Voilà un film qui entre dans une catégorie très particulière pour moi.
D'un côté, intellectuellement, je sais qu'il n'est pas parfait, qu'il y a de petites choses qui ne vont pas dans la logique du scénario par exemple mais d'un autre côté, sentimentalement, je l'adore, mon coeur vibre de joie en le regardant. D'où une note, j'en ai conscience, très très optimiste.


La raison de cet amour est simple. En 1980 ou 81, lorsque le film est ressorti en salle en prévision de la sortie du n°2 (en effet, au siècle dernier, alors que la VHS n'était qu'un balbutiement et la diffusion télé par instantanée, les films ressortaient au cinéma), au début des années 80 donc, mon papa et ma maman m'ont emmenée voir "mon premier vrai film avec des vrais gens" (sic moi) et ce film, c'est Superman.
Voici donc sans aucun doute la source de mon amour des salles obscures, du grand spectacle, des musiques de film, des superhéros en général et de Superman en particulier. Superman, demi dieu au coeur tendre qui risque tout pour sa planète d'adoption, un homme bon jusque dans la moelle extra-terrestre de ses os, un héros positif et lumineux comme le soleil dont il tire sa force. Je n'ai rien contre Batman, mais il pourrait sourire et sortir de jour de temps en temps.
L'impact a été tel que je me suis immédiatement mise à lire les comics sur ce personnage si droit et pur et qui cachait toute sa badassitude sous des lunettes, et je ne me suis plus arrêtée depuis.


Je l'ai revu hier soir, parce que je ne peux pas louper une rediff, et l'effet sur mon rythme cardiaque et mes émotions est toujours le même.
La musique sublime de John Williams (l'une de ses meilleures, l'une des plus iconique en tout cas) provoque une bulle de bonheur exponentielle dans ma poitrine (un peu comme la musique de Star Wars qui me met en apnée) qui ne cesse d'augmenter au fur et à mesure que le film progresse.


Donner avait prévu, c'est connu, 2 films et ouvre le premier avec le début du second. Assez gonflé pour l'époque mais donne aussi à voir la société kryptonienne.

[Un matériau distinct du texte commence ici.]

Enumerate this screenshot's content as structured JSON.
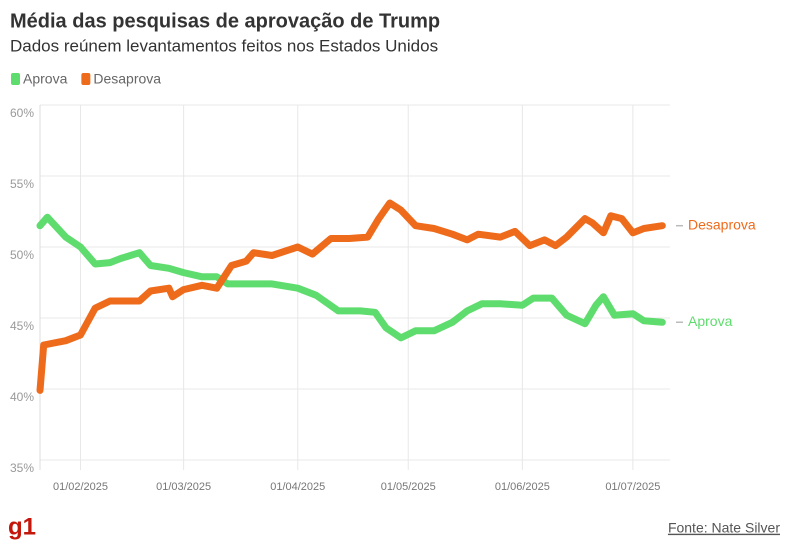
{
  "chart_data": {
    "type": "line",
    "title": "Média das pesquisas de aprovação de Trump",
    "subtitle": "Dados reúnem levantamentos feitos nos Estados Unidos",
    "source": "Fonte: Nate Silver",
    "logo": "g1",
    "grid": true,
    "legend": "top-left",
    "xlim": [
      "2025-01-21",
      "2025-07-10"
    ],
    "xticks": [
      {
        "value": "2025-02-01",
        "label": "01/02/2025"
      },
      {
        "value": "2025-03-01",
        "label": "01/03/2025"
      },
      {
        "value": "2025-04-01",
        "label": "01/04/2025"
      },
      {
        "value": "2025-05-01",
        "label": "01/05/2025"
      },
      {
        "value": "2025-06-01",
        "label": "01/06/2025"
      },
      {
        "value": "2025-07-01",
        "label": "01/07/2025"
      }
    ],
    "ylim": [
      35,
      60
    ],
    "yticks": [
      {
        "value": 35,
        "label": "35%"
      },
      {
        "value": 40,
        "label": "40%"
      },
      {
        "value": 45,
        "label": "45%"
      },
      {
        "value": 50,
        "label": "50%"
      },
      {
        "value": 55,
        "label": "55%"
      },
      {
        "value": 60,
        "label": "60%"
      }
    ],
    "series": [
      {
        "name": "Aprova",
        "color": "#5fdc6e",
        "x": [
          "2025-01-21",
          "2025-01-23",
          "2025-01-28",
          "2025-02-01",
          "2025-02-05",
          "2025-02-09",
          "2025-02-12",
          "2025-02-17",
          "2025-02-20",
          "2025-02-25",
          "2025-03-01",
          "2025-03-06",
          "2025-03-10",
          "2025-03-13",
          "2025-03-18",
          "2025-03-25",
          "2025-04-01",
          "2025-04-06",
          "2025-04-12",
          "2025-04-18",
          "2025-04-22",
          "2025-04-25",
          "2025-04-29",
          "2025-05-03",
          "2025-05-08",
          "2025-05-13",
          "2025-05-17",
          "2025-05-21",
          "2025-05-26",
          "2025-06-01",
          "2025-06-04",
          "2025-06-09",
          "2025-06-13",
          "2025-06-18",
          "2025-06-21",
          "2025-06-23",
          "2025-06-26",
          "2025-07-01",
          "2025-07-04",
          "2025-07-09"
        ],
        "values": [
          51.5,
          52.1,
          50.7,
          50.0,
          48.8,
          48.9,
          49.2,
          49.6,
          48.7,
          48.5,
          48.2,
          47.9,
          47.9,
          47.4,
          47.4,
          47.4,
          47.1,
          46.6,
          45.5,
          45.5,
          45.4,
          44.3,
          43.6,
          44.1,
          44.1,
          44.7,
          45.5,
          46.0,
          46.0,
          45.9,
          46.4,
          46.4,
          45.2,
          44.6,
          45.9,
          46.5,
          45.2,
          45.3,
          44.8,
          44.7
        ]
      },
      {
        "name": "Desaprova",
        "color": "#ee6b1c",
        "x": [
          "2025-01-21",
          "2025-01-22",
          "2025-01-28",
          "2025-02-01",
          "2025-02-05",
          "2025-02-09",
          "2025-02-17",
          "2025-02-20",
          "2025-02-25",
          "2025-02-26",
          "2025-03-01",
          "2025-03-06",
          "2025-03-10",
          "2025-03-14",
          "2025-03-18",
          "2025-03-20",
          "2025-03-25",
          "2025-04-01",
          "2025-04-05",
          "2025-04-10",
          "2025-04-15",
          "2025-04-20",
          "2025-04-23",
          "2025-04-26",
          "2025-04-29",
          "2025-05-03",
          "2025-05-08",
          "2025-05-13",
          "2025-05-17",
          "2025-05-20",
          "2025-05-26",
          "2025-05-30",
          "2025-06-03",
          "2025-06-07",
          "2025-06-10",
          "2025-06-13",
          "2025-06-18",
          "2025-06-20",
          "2025-06-23",
          "2025-06-25",
          "2025-06-28",
          "2025-07-01",
          "2025-07-04",
          "2025-07-09"
        ],
        "values": [
          39.9,
          43.1,
          43.4,
          43.8,
          45.7,
          46.2,
          46.2,
          46.9,
          47.1,
          46.5,
          47.0,
          47.3,
          47.1,
          48.7,
          49.0,
          49.6,
          49.4,
          50.0,
          49.5,
          50.6,
          50.6,
          50.7,
          52.0,
          53.1,
          52.6,
          51.5,
          51.3,
          50.9,
          50.5,
          50.9,
          50.7,
          51.1,
          50.1,
          50.5,
          50.1,
          50.7,
          52.0,
          51.7,
          51.0,
          52.2,
          52.0,
          51.0,
          51.3,
          51.5
        ]
      }
    ]
  }
}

Avec cette scène et la suivante où le conseil pédale dans la semoule de son orgueil, on a tout compris de Krypton : son avancée technologique, sa société politiquement équilibrée mais aussi sa vanité, son fatal aveuglement face à la réalité qui la rattrape (métaphore évidente du monde à la veille de la seconde guerre mondiale lorsque le comics parait pour la première fois en 1938).
Il consacre ensuite, chose impensable aujourd'hui, une très longue section à la jeunesse de Clark, son éducation par Jor El dans la Forteresse de Solitude et arrive enfin à Métropolis au bout de presque 50 minutes.
On rencontre donc Clark Kent adulte à la moitié du film et il faudra attendre encore pour voir Superman en action, si on laisse de côté cette merveilleuse scène de transition au départ de la forteresse où Superman vole, il vole pour de vrai !!! (Chris Reeve a provoqué le virage lui même en arquant son corps, ce n'est pas de la CGI, c'est du travail physique et ça marche, la magie opère en un instant).
En parlant de Christopher Reeve : comme David Tennant est mon Docteur, Chris Reeve est mon Superman. Il l'est à un tel point qu'enfant, je pensais que les comics étaient dessinés à partir de lui tant il était impeccablement similaire au dessin. Qu'un être humain aussi parfait existe tient du miracle et en plus c'est un bon acteur. Sa composition de Clark Kent est subtile et hilarante. Outre les lunettes, Reeve travaille sa posture, sa voix et sa gestuelle pour créer un alter ego crédible. Quand à son Superman, calme, confiant et au regard hypnotisant, il est parfait (mais je crois que je l'ai déjà dit)
Il arrive même à être crédible avec son slip par dessus sa combi moulante! C 'est dire le charisme du gars!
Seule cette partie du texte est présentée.